Bullous pemphigoid (BP) is the most common autoimmune subepidermal bullous disease typically affecting the elderly. Although different therapeutic regimens have been proposed, a review of the evidence is needed to aid clinicians in their decision making and management. Systemic therapies such as corticosteroids and adjuvants are effective in BP but are plagued with adverse effects, and potent topical steroids are an alternative treatment. This article reviews the evidence supporting different therapeutic options in the management of BP.
Bullous pemphigoid (BP) is the most common autoimmune bullous disease, preferentially affecting the elderly. It is characterized by generalized pruritus with subsequent subepidermal bullous formation as well as the detection of autoantibodies against the BP180 (BPAG2, type XVIII collagen) and BP230 (BPAg1-e) antigens. Multiple treatments have been used, though evidence supporting their use is deficient because of a paucity of adequate clinical trials. This shortcoming is partly due to the low prevalence and heterogeneous nature of the disease, and differing study designs with small numbers of patients.
Elderly patients are more likely to have multiple comorbidities and be susceptible to changes in medications than other populations. As a result, adverse effects and potential drug interactions should be considered when treating BP. It is therefore important to provide a review of the evidence supporting the various treatments for BP, so that clinicians can select the best and most efficient medication for their patients. Each treatment regimen must be individualized according to the severity of disease, comorbidities, and patients’ expectations. Furthermore, the physician’s personal experience and drug availability also affect the final choice. Clinical manifestations, epidemiology, and pathogenesis have been reviewed in the previous issue of Dermatologic Clinics . This article focuses on the adaptation of the evidence-based trials in BP to a practical system of managing BP. The authors consider the treatment approach under 3 headings: (1) the context, (2) the treatments, and (3) the morbidity and mortality.

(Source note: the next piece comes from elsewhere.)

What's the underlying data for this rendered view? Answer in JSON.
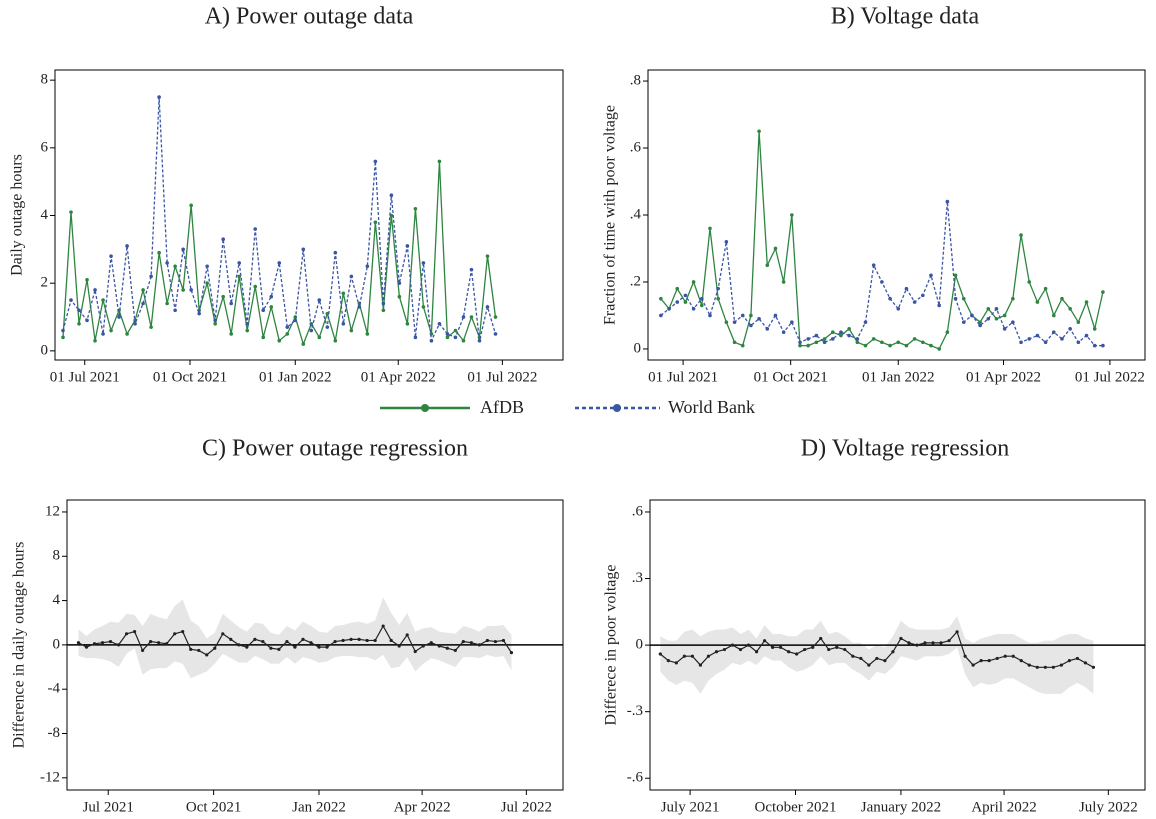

The context of the treatment
The average age of presentation in BP is usually between 75 and 85 years, with many comorbidities, and hence there is a need to be cautious with treatments. BP patients are often either in nursing homes or are already dependent on relatives for care. Three independent case-control studies have shown that there is a high risk of prior neurologic problem 5 to 10 years before the onset of BP. Hence, when treating patients with BP, consideration should be given to 3 important factors that may increase the morbidity and/or mortality of the treatment: (1) patient age, (2) underlying diagnosis such as diabetes mellitus, hypertension, or cardiovascular disease, and (3) the multitude of side effects associated with the use of high doses of systemic corticosteroids. The drugs given to this population need to be tempered with the understanding that they could interfere with other medical problems and will require the assistance of third parties to administer it in most cases. The first consideration is to do no more good than harm to this vulnerable group of patients, no matter how effective a particular treatment may appear in trials perhaps involving healthier patients.